When We Were Little Sunday…
I don’t have a particular time and place associated with my memories of The Velveteen Rabbit, but the story was firmly a part of my childhood, as it was for many before me… I hadn’t realised how old this book was, first published in 1922! The text was written by Margery Williams and it was illustrated, most famously, by William Nicholson. Anyone you know have an original edition? Check out how much one of those treasures is worth at Bookride (a blog about rare and valuable books with entertaining commentary)…
I just love the narrative style of this story, it is the perfect book to read aloud. Many of the beautifully composed sentences are filled with irony, or with a quiet understatedness that seems to be typical of early 20th-century children’s publishing. It’s a style that’s inclusive, drawing the young reader into assumptions or generalisations while using grown-up language: “He was naturally shy, and being only made of velveteen, some of the more expensive toys quite snubbed him… [The Rabbit] didn’t know that real rabbits existed; he thought they were all stuffed with sawdust like himself, and he understood that sawdust was quite out-of-date and should never be mentioned in modern circles.”
Despite the old-world setting of this book – with its descriptions of the nursery toys, playing in the wood and scarlet fever – it has the ultimate timeless subject matter: a child’s relationship with a favourite toy. How easy it is to identify with the toy rabbit, who is at first ignored, then gradually becomes a much loved companion and before long one without whom the little boy can’t sleep. When I was little, I felt a real connection with the story, and I distinctly remember likening details of it to elements of my own life: the description of the gardener’s bonfire location is inextricably linked to a memory of our own backyard incinerator.
I also had a very special rabbit toy myself, which must have been given to me as a baby. It had a bell inside it, and was much loved, with patches of fur worn off. One day I lost ‘Bummy’, and although he was replaced with an identical newer model, it was never the same, and even today, I feel a lingering sense of loss for this toy… Isn’t it strange how such a toy can imprint on us emotionally?

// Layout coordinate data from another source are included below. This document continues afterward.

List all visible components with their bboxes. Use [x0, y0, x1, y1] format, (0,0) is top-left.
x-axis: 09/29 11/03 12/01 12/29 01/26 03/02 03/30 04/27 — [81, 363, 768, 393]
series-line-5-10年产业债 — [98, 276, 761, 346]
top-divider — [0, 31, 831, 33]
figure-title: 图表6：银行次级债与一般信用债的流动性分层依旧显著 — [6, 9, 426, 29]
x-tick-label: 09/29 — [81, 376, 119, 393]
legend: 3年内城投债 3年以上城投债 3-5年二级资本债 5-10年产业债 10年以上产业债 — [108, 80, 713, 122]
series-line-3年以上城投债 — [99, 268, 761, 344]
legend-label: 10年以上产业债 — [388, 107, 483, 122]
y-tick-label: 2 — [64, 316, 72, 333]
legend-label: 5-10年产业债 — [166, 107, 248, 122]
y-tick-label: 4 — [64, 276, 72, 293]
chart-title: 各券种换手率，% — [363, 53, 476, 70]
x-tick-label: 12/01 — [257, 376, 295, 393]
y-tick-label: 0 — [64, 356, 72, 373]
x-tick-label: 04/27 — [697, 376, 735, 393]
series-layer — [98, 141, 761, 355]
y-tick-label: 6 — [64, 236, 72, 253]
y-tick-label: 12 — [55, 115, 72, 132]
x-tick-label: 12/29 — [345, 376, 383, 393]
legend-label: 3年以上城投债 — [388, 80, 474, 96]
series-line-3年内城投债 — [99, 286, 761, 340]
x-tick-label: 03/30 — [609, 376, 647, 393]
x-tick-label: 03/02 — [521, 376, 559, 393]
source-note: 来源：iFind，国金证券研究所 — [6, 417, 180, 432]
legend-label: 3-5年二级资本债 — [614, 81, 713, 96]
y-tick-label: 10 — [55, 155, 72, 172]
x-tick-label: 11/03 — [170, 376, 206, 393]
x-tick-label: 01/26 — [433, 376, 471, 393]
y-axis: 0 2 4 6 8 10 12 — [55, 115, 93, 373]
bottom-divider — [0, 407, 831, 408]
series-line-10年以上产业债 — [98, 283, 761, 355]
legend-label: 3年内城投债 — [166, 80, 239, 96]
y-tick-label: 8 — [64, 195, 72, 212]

When Brad and I were choosing readings for our wedding, I knew when I came across a passage from The Velveteen Rabbit that it had to be part of our ceremony. Two of my little sisters did a beautiful rendition of the passage on becoming ‘Real’:
“What is REAL?” asked the Rabbit one day, when they were lying side by side near the nursery fender, before Nana came to tidy the room. “Does it mean having things that buzz inside you and a stick-out handle?”
“Real isn’t how you are made,” said the Skin Horse. “It’s a thing that happens to you. When a child loves you for a long, long time, not just to play with, but REALLY loves you, then you become REAL.”

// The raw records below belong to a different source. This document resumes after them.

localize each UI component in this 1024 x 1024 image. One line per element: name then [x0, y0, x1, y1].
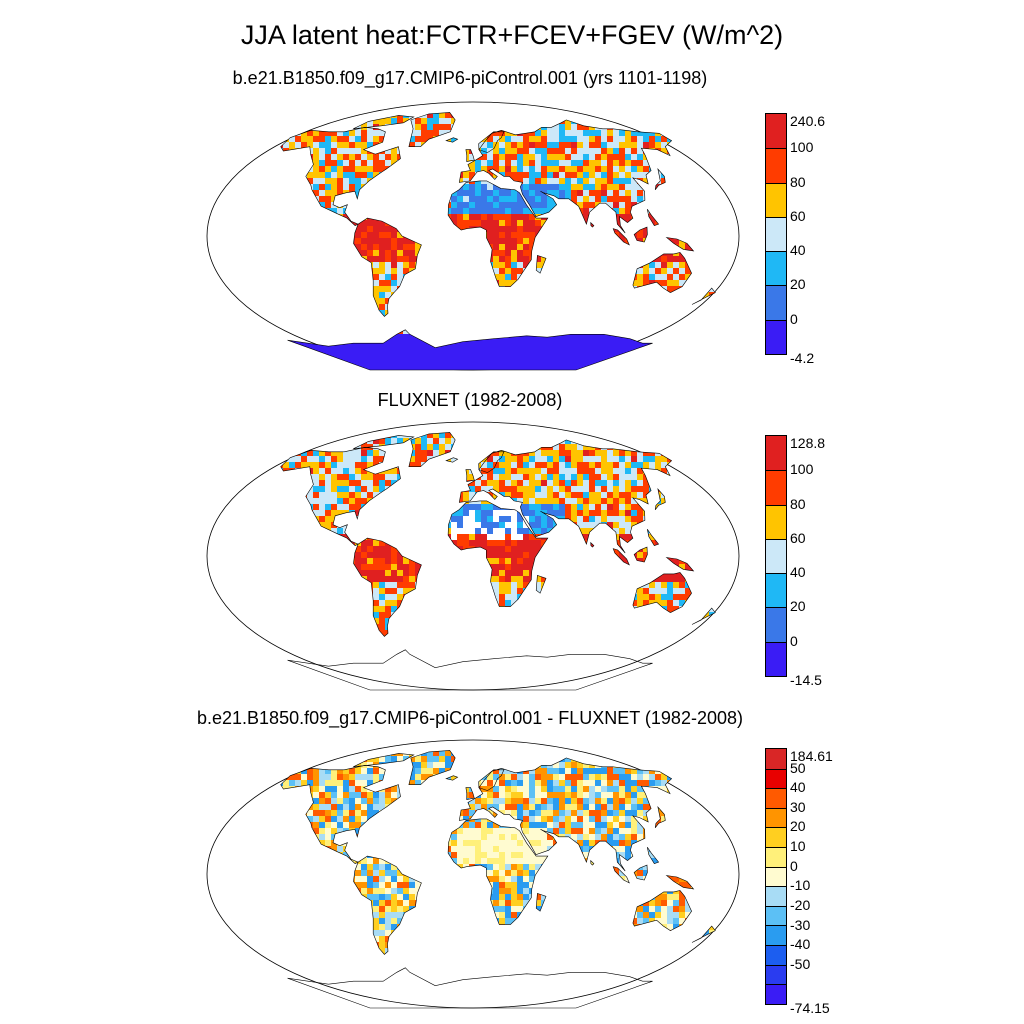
- colorbar-segment: [766, 504, 786, 539]
- colorbar-segment: [766, 319, 786, 354]
- colorbar-segment: [766, 925, 786, 946]
- colorbar-label: -40: [790, 936, 811, 953]
- colorbar-segment: [766, 182, 786, 217]
- colorbar-label: 50: [790, 759, 806, 776]
- colorbar-label: 100: [790, 139, 814, 156]
- colorbar-label: 100: [790, 461, 814, 478]
- map-obs: [206, 421, 740, 691]
- colorbar-label: 20: [790, 598, 806, 615]
- colorbar-segment: [766, 984, 786, 1004]
- colorbar-model: [765, 113, 787, 355]
- coastlines: [280, 750, 716, 1009]
- colorbar-label: 0: [790, 632, 798, 649]
- colorbar-segment: [766, 216, 786, 252]
- figure-title: JJA latent heat:FCTR+FCEV+FGEV (W/m^2): [240, 20, 784, 50]
- panel-title-diff: b.e21.B1850.f09_g17.CMIP6-piControl.001 …: [197, 708, 743, 728]
- colorbar-label: -14.5: [790, 672, 822, 688]
- map-diff: [206, 739, 740, 1009]
- panel-title-model: b.e21.B1850.f09_g17.CMIP6-piControl.001 …: [232, 68, 708, 88]
- colorbar-label: -4.2: [790, 350, 815, 366]
- colorbar-label: -20: [790, 896, 811, 913]
- colorbar-diff: [765, 748, 787, 1005]
- colorbar-segment: [766, 945, 786, 965]
- colorbar-segment: [766, 807, 786, 828]
- colorbar-segment: [766, 538, 786, 574]
- colorbar-label: -30: [790, 916, 811, 933]
- colorbar-segment: [766, 573, 786, 608]
- colorbar-label: 20: [790, 818, 806, 835]
- colorbar-label: -10: [790, 877, 811, 894]
- colorbar-obs: [765, 435, 787, 677]
- colorbar-segment: [766, 114, 786, 149]
- colorbar-segment: [766, 964, 786, 985]
- coastlines: [280, 432, 716, 691]
- colorbar-segment: [766, 251, 786, 286]
- colorbar-label: 80: [790, 495, 806, 512]
- colorbar-label: 30: [790, 798, 806, 815]
- colorbar-label: 0: [790, 310, 798, 327]
- colorbar-segment: [766, 886, 786, 906]
- colorbar-segment: [766, 285, 786, 320]
- colorbar-label: 60: [790, 207, 806, 224]
- colorbar-segment: [766, 788, 786, 808]
- colorbar-label: 0: [790, 857, 798, 874]
- colorbar-segment: [766, 827, 786, 848]
- colorbar-segment: [766, 768, 786, 789]
- colorbar-label: 20: [790, 276, 806, 293]
- colorbar-label: 10: [790, 838, 806, 855]
- colorbar-segment: [766, 866, 786, 887]
- colorbar-label: 128.8: [790, 435, 826, 451]
- colorbar-segment: [766, 641, 786, 676]
- colorbar-segment: [766, 749, 786, 769]
- panel-title-obs: FLUXNET (1982-2008): [377, 390, 563, 410]
- colorbar-label: 40: [790, 779, 806, 796]
- colorbar-segment: [766, 148, 786, 183]
- colorbar-label: 40: [790, 242, 806, 259]
- colorbar-label: -50: [790, 955, 811, 972]
- coastlines: [280, 112, 716, 371]
- colorbar-segment: [766, 905, 786, 926]
- colorbar-label: 80: [790, 173, 806, 190]
- colorbar-segment: [766, 436, 786, 471]
- colorbar-segment: [766, 470, 786, 505]
- colorbar-segment: [766, 607, 786, 642]
- colorbar-label: 60: [790, 529, 806, 546]
- colorbar-label: -74.15: [790, 1000, 830, 1016]
- colorbar-label: 240.6: [790, 113, 826, 129]
- colorbar-label: 184.61: [790, 748, 833, 764]
- colorbar-segment: [766, 847, 786, 867]
- colorbar-label: 40: [790, 564, 806, 581]
- map-model: [206, 101, 740, 371]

“Does it hurt?” asked the Rabbit.
“Sometimes,” said the Skin Horse, for he was always truthful. “When you are Real you don’t mind being hurt.”
“Does it happen all at once, like being wound up,” he asked, “or bit by bit?”
“It doesn’t happen all at once,” said the Skin Horse. “You become. It takes a long time. That’s why it doesn’t often happen to people who break easily, or have sharp edges, or who have to be carefully kept. Generally, by the time you are Real, most of your hair has been loved off, and your eyes drop out and you get loose in the joints, and very shabby. But these things don’t matter at all because once you are Real you can’t be ugly, except to people who don’t understand.”




This made my week… and now I’m crying damn it! Thanks for sharing. xo
10 Aug 2008 at 11.53 pm
What a lovely wedding story and photos to go along with your memories of Velveteen Rabbit! I love the idea of When we were little Sundays, too. Thanks!
11 Aug 2008 at 6.55 am
reading this post got me lost on a grey, cold monday morning, reliving memories of a deeply moving (and wonderfully organised!) ceremony between two REAL people on a beautiful, sunny day in Maldon. love the When We Were Little Sundays, never know where your own memories will take you!
11 Aug 2008 at 9.39 am
This was my father’s favourite book as a child, but his copy went astray many, many years ago. When Geoff and I were living in the UK, on a trip my parents made we went to the Portobello Market and there dad bought me an old copy of the book for when we eventually had children. I don’t actually think I’ve read it to Ella yet, I must. I LOVE that you used that in your wedding - I wish I’d been so original.
11 Aug 2008 at 9.38 pm
Oh, what a lovely post - so great at a wedding!
Velveteen is one of my very favorites.